I was the only person on the whole ship who hadn’t called her that.

And now I have.

Amy jerks her head, almost as if the words have struck a blow against her cheek. She spins on her heel and storms toward the Learning Center door — and the grav tube that would take her away from me.

“Amy!” I shout, racing after her. She ducks her head away from me, hair swinging down to cover her face, and darts through the door. I grab her by the elbow, spinning her around and pulling her back into the Great Room. She jerks out of my grasp, but at least she doesn’t keep running from me.

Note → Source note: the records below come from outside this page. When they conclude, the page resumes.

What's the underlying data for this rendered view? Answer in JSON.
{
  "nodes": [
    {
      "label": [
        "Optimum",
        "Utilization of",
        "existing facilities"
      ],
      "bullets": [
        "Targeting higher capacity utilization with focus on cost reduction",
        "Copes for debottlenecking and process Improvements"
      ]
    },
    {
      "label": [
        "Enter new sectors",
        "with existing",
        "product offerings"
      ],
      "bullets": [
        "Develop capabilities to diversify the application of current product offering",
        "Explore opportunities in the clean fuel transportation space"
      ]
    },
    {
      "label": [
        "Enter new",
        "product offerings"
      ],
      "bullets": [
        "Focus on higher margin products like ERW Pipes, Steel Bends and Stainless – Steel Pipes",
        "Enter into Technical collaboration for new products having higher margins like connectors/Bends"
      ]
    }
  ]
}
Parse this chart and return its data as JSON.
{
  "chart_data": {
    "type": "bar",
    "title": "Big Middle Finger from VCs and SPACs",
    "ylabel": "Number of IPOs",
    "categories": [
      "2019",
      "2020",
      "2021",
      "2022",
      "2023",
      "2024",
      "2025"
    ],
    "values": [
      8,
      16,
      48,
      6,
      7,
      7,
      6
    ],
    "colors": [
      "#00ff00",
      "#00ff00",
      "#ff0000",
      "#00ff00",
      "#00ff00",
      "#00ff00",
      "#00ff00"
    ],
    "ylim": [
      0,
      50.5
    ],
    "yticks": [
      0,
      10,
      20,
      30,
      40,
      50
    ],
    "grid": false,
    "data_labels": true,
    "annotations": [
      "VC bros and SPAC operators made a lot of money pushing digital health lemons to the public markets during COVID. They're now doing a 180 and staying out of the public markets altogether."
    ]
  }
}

“I’m sorry,” I say immediately. “I didn’t mean that. I’m sorry, I’m sorry, I’m sorry.” I raise my hand again, but she flinches from me, and I drop it immediately.

She doesn’t meet my eyes.

“You’re right,” she finally says, blinking rapidly and looking up at the artificial stars.

“No, I’m not, I’m sorry, you’re not a freak, you’re not.”

She shakes her head. “Not about that. About… I’m scared,” she whispers.

She twists the wi-com round and round her wrist, leaving a red mark. I’ve seen her silent before, brooding. There have been times when we’d be talking and she’d suddenly drop from the conversation, retreat within herself for a few moments before returning to me. Before, I’d always thought it had something to do with me — that she’d remembered my betrayal, or I’d said something to trigger a memory of the past she could no longer have. Now I’m wondering if it’s something else.

“What’s wrong?” I ask, my voice lower, the fight in it gone, replaced with concern.

She jumps at the question.

“Has someone hurt you?” I ask. “Or threatened you?”

I move closer to her. I want to reach out, take her hands in mine, draw her closer to me. But she looks as hard as stone.